486: ONNG-NGT(500, 30, 10, -2, 1.000) 1.000 334.322 487: ONNG-NGT(500, 30, 10, -2, 0.800) 1.000 343.043 488: ONNG-NGT(500, 30, 10, -2, 0.100) 1.000 331.162 489: ONNG-NGT(500, 30, 10, -2, 0.600) 1.000 339.045 490: ONNG-NGT(500, 30, 10, -2, 1.800) 1.000 344.334 491: ONNG-NGT(500, 30, 10, -2, 2.000) 1.000 337.646 492: ONNG-NGT(500, 30, 10, -2, 0.400) 1.000 335.073 493: ONNG-NGT(500, 30, 10, -2, 0.200) 1.000 336.272 494: ONNG-NGT(500, 30, 10, -2, 1.200) 1.000 348.053 495: ONNG-NGT(500, 30, 10, -2, 1.400) 1.000 333.685 496: ONNG-NGT(500, 30, 10, -2, 1.600) 1.000 333.825

But when I turned it back to scan(), the recall dropped down again... :(

486: ONNG-NGT(300, 30, 30, -2, 1.000) 0.027 7200.361 487: ONNG-NGT(300, 30, 30, -2, 1.200) 0.028 6220.843 488: ONNG-NGT(300, 30, 30, -2, 0.100) 0.026 43036.158

masajiro commented 5 years ago

I assume that the dimensionality of your dataset is 1024 * 8. It means that your data space is so sparse that NGT might not work well for the space.

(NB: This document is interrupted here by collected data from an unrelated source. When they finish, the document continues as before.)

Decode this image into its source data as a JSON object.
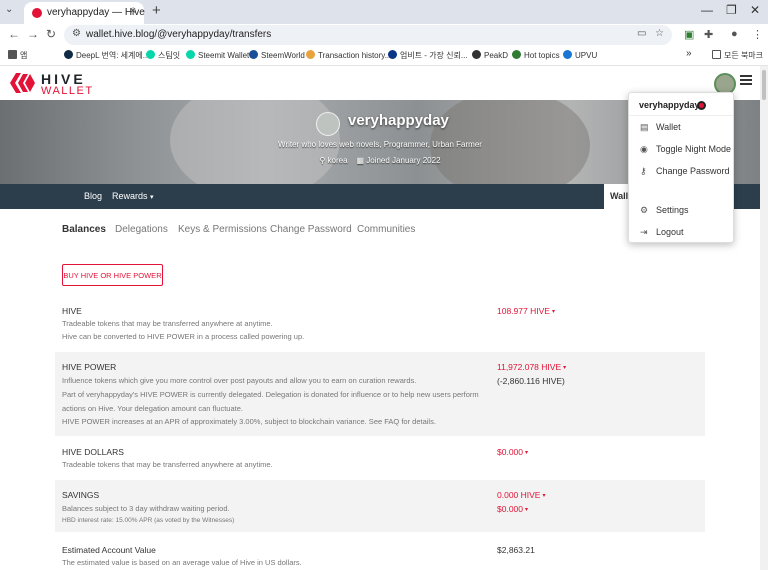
{
  "browser": {
    "tab_title": "veryhappyday — Hive",
    "tab_close": "×",
    "tab_list": "⌄",
    "new_tab": "+",
    "url": "wallet.hive.blog/@veryhappyday/transfers",
    "bookmarks": [
      {
        "label": "앱",
        "color": "#4a6cd4"
      },
      {
        "label": "DeepL 번역: 세계에...",
        "color": "#0f2b46"
      },
      {
        "label": "스팀잇",
        "color": "#06d6a9"
      },
      {
        "label": "Steemit Wallet",
        "color": "#06d6a9"
      },
      {
        "label": "SteemWorld",
        "color": "#1a5099"
      },
      {
        "label": "Transaction history...",
        "color": "#e8a33c"
      },
      {
        "label": "업비트 - 가장 신뢰...",
        "color": "#093687"
      },
      {
        "label": "PeakD",
        "color": "#333333"
      },
      {
        "label": "Hot topics",
        "color": "#2e7d32"
      },
      {
        "label": "UPVU",
        "color": "#1976d2"
      }
    ],
    "bookmarks_more": "»",
    "bookmarks_folder": "모든 북마크"
  },
  "header": {
    "logo_hive": "HIVE",
    "logo_wallet": "WALLET"
  },
  "profile": {
    "name": "veryhappyday",
    "about": "Writer who loves web novels, Programmer, Urban Farmer",
    "location": "korea",
    "joined": "Joined January 2022"
  },
  "nav": {
    "blog": "Blog",
    "rewards": "Rewards",
    "rewards_caret": "▾",
    "wallet": "Walle"
  },
  "subtabs": [
    "Balances",
    "Delegations",
    "Keys & Permissions",
    "Change Password",
    "Communities"
  ],
  "buy_button": "BUY HIVE OR HIVE POWER",
  "balances": {
    "hive": {
      "title": "HIVE",
      "desc1": "Tradeable tokens that may be transferred anywhere at anytime.",
      "desc2": "Hive can be converted to HIVE POWER in a process called powering up.",
      "value": "108.977 HIVE"
    },
    "hive_power": {
      "title": "HIVE POWER",
      "desc1": "Influence tokens which give you more control over post payouts and allow you to earn on curation rewards.",
      "desc2": "Part of veryhappyday's HIVE POWER is currently delegated. Delegation is donated for influence or to help new users perform",
      "desc3": "actions on Hive. Your delegation amount can fluctuate.",
      "desc4": "HIVE POWER increases at an APR of approximately 3.00%, subject to blockchain variance. See FAQ for details.",
      "value": "11,972.078 HIVE",
      "delegated": "(-2,860.116 HIVE)"
    },
    "hive_dollars": {
      "title": "HIVE DOLLARS",
      "desc1": "Tradeable tokens that may be transferred anywhere at anytime.",
      "value": "$0.000"
    },
    "savings": {
      "title": "SAVINGS",
      "desc1": "Balances subject to 3 day withdraw waiting period.",
      "desc2": "HBD interest rate: 15.00% APR (as voted by the Witnesses)",
      "value_hive": "0.000 HIVE",
      "value_hbd": "$0.000"
    },
    "estimated": {
      "title": "Estimated Account Value",
      "desc1": "The estimated value is based on an average value of Hive in US dollars.",
      "value": "$2,863.21"
    }
  },
  "caret": "▾",
  "dropdown": {
    "username": "veryhappyday",
    "items": [
      {
        "label": "Wallet",
        "icon": "wallet-icon"
      },
      {
        "label": "Toggle Night Mode",
        "icon": "eye-icon"
      },
      {
        "label": "Change Password",
        "icon": "key-icon"
      },
      {
        "label": "Settings",
        "icon": "gear-icon"
      },
      {
        "label": "Logout",
        "icon": "logout-icon"
      }
    ]
  },
  "colors": {
    "brand": "#e31337",
    "nav_bg": "#2c3e4c"
  }
}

Anyway, you have to increase the epsilon for NGT construction. For example, when you use 1.8 as the epsilon for search, you might want to use 0.8(=1.8-1.0) for construction instead of [0.0, 0.1]. The epsilon only for search is added 1.0, because the ann benchmarks cannot accept minus value. Inverted index-based methods might be better for such sparse dataset.

chunjiangzhu commented 5 years ago

Thank you for the reply and suggestion! Well, in my opinion, the problem should not lie in the data sparsity. The first reason is that the SIFT data has dimension only 128. Either 128*32 or 128*64 are not greater than 1024*8 and ONNG performs not bad for it. The second reason is that for our own datasets, when I changed the distance metric to Euclidean, the recall performance looks "normal" ranging from 20%-95%. I believe that there are some bugs in my generalizations. Will let you know once I find any problems. Have a nice weekend.

chunjiangzhu commented 5 years ago

I have found bugs in Graph.h and Graph.cpp in below, where I should put corresponding codes for Jaccard. It seems that the comparator has not been invoked before. Now it works good. It was a very nice talk with you. Thanks so much for the helpful suggestions!

https://github.com/chunjiangzhu/ngt/blob/846e55f72e7ce26472bbad11b7d04e92b8645a09/lib/NGT/Graph.h#L279

https://github.com/chunjiangzhu/ngt/blob/846e55f72e7ce26472bbad11b7d04e92b8645a09/lib/NGT/Graph.h#L293

masajiro commented 5 years ago

The number of dimensions of your data with your jaccard distance is 1024 8, because the jaccard distance is based on 1 bit for each dimension. Although the sift's data length is 128 32, the number of dimensions of the sift with euclidean distance is just 128, because the euclidean distance is based on 1 single float variable (32 bits) for each dimension. Therefore your data with your jaccard distance is supposed to be sparser than the sift with the euclidean distance.

masajiro commented 5 years ago

@chunjiangzhu I added jaccard distance. Your code is quite helpful to implement it!